TOTh 2026, the International Conference and Training Session on Terminology & Ontology: Theories and Applications, successfully concluded after four days of training, presentations, and interdisciplinary exchange held onsite and online at Université Savoie Mont-Blanc, Chambéry, from 2 to 5 June 2026. Organised by the University of Crete’s TALOS Lab in AI4SSH, this 20th anniversary edition brought together an international community of researchers, professionals, and students working at the intersection of terminology, ontology, and artificial intelligence.

The event opened with the two-day training session “Bringing Artificial Intelligence to Terminology: A Step-by-Step Project Approach,” held on 2–3 June 2026. Led by Silvia Piccini, Christophe Roche, and Maria Papadopoulou, the training focused on AI-assisted terminology work through NLP, Generative AI, ontologies, knowledge graphs, and relevant ISO and W3C standards, combining theoretical grounding with practical exercises and a step-by-step workflow. The training brought together 70 participants from 19 countries and 5 continents.
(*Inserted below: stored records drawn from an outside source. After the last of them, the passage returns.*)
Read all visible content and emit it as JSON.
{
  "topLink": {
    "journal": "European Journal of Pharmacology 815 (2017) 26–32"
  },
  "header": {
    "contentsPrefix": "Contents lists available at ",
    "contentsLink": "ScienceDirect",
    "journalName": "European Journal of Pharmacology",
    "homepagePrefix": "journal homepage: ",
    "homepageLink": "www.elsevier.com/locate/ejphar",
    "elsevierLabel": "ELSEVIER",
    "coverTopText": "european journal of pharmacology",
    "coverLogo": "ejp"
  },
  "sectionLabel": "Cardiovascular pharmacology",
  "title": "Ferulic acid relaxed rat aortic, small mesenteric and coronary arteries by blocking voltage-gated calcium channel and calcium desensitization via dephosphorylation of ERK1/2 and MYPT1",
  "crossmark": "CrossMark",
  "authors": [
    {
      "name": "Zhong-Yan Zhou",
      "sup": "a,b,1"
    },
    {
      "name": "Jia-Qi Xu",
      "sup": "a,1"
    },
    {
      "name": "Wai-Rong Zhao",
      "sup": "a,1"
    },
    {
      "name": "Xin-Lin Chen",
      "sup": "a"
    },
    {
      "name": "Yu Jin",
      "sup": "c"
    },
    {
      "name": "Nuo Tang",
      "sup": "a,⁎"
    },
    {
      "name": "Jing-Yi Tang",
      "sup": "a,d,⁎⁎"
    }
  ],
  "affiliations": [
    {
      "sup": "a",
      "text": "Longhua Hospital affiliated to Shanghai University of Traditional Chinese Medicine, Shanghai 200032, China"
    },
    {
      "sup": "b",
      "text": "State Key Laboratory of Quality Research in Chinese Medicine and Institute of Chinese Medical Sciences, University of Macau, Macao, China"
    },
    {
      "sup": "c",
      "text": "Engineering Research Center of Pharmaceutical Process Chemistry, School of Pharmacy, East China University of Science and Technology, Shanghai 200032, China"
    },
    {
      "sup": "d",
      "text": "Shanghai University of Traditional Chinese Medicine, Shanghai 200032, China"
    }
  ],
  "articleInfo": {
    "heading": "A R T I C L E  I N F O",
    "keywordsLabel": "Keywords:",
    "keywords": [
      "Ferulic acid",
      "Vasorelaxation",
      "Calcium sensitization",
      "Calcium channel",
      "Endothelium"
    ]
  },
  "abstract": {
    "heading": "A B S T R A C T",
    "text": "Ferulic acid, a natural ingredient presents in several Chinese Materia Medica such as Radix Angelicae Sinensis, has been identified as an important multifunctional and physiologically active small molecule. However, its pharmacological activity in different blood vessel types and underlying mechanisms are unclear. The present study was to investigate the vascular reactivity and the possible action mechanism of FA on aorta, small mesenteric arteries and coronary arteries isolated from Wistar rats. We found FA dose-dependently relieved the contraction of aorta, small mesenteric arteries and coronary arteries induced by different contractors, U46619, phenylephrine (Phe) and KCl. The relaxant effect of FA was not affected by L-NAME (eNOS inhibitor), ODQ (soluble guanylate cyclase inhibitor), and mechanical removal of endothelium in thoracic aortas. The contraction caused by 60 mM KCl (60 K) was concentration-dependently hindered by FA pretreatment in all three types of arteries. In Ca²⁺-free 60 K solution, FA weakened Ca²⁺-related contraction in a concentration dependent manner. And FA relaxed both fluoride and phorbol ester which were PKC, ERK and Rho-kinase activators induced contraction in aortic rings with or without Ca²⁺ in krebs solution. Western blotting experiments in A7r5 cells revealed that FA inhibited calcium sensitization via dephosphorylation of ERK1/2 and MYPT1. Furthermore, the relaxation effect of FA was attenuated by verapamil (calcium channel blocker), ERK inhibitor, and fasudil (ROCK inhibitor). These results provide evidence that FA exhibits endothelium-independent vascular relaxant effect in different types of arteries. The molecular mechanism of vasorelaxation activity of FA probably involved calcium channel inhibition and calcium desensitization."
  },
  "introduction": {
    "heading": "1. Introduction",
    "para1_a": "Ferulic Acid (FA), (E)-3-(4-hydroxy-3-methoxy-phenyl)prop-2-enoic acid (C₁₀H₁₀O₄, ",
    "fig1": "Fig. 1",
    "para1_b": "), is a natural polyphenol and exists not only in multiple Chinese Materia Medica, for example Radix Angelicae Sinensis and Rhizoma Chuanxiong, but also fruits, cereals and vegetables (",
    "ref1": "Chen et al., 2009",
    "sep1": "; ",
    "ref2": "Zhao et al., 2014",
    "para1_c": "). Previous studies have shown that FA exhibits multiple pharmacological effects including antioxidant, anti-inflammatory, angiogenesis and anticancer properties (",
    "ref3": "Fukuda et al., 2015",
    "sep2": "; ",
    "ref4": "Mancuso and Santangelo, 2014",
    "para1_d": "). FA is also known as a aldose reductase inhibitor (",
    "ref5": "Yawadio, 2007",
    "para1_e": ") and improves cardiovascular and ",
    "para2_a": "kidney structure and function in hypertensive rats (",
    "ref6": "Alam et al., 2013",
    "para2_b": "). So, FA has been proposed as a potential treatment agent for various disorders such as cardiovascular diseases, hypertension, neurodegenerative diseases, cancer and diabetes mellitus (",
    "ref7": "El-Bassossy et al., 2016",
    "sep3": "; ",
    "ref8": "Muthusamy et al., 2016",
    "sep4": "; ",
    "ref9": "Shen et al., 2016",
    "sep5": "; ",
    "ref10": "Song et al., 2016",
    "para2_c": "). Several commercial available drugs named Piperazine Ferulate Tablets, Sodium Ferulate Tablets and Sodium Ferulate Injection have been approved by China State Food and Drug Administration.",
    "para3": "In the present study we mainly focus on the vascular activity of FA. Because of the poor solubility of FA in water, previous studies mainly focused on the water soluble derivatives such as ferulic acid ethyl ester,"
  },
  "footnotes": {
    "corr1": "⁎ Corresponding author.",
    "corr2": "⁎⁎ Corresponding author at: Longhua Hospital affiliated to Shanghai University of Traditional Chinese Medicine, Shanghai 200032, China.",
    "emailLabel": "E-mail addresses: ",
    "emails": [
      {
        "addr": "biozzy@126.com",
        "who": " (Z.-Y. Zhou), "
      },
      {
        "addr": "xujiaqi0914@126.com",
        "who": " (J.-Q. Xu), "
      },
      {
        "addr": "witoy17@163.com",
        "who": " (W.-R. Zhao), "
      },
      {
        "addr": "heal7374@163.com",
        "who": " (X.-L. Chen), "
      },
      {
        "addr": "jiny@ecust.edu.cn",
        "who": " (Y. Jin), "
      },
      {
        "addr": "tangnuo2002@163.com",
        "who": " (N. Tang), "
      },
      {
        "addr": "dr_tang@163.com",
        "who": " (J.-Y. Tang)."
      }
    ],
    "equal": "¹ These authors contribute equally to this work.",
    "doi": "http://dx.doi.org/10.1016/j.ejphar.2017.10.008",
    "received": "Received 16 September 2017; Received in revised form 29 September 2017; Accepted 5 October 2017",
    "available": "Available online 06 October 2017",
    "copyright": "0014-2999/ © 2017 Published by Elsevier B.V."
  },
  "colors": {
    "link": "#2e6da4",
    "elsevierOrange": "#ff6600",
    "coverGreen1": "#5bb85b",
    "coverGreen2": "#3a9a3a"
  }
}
The conference followed on 4–5 June 2026 and opened with Danielle Candel’s talk “On the 20th Anniversary of the TOTh Conference.” This year’s conference welcomed 92 participants from 18 countries and 4 continents, confirming TOTh’s long-standing role as an international meeting point for terminology, ontology, language resources, and knowledge engineering.

TALOS members also presented their work during the conference. These contributions included “Parallel Wisdom: Modeling Ancient Greek and Chinese Philosophers” by Rafail Giannadakis, Maria Papadopoulou, and Hui Liu; “An OWL Ontology and Ontoterminology for Classical Athenian Legal Events” by Rachel Milio, Christophe Roche, and Maria Papadopoulou; “Cultural Bias in Ontologies: Formation and Containment” by Antonia Lourentzaki; and “Representing Zoological Knowledge through Ontoterminology in the Rerum Medicarum Novae Hispaniae Thesaurus” by Giuliana Elizabeth Vilela Ruiz, which received the Young Researcher Prize.

TOTh 2026 confirmed the strength of international collaboration in terminology, ontology, and AI, while also highlighting the active contribution of TALOS researchers to current debates in the field. The event concluded with a guided visit of Chambéry, offering participants the opportunity to continue discussions beyond the formal programme.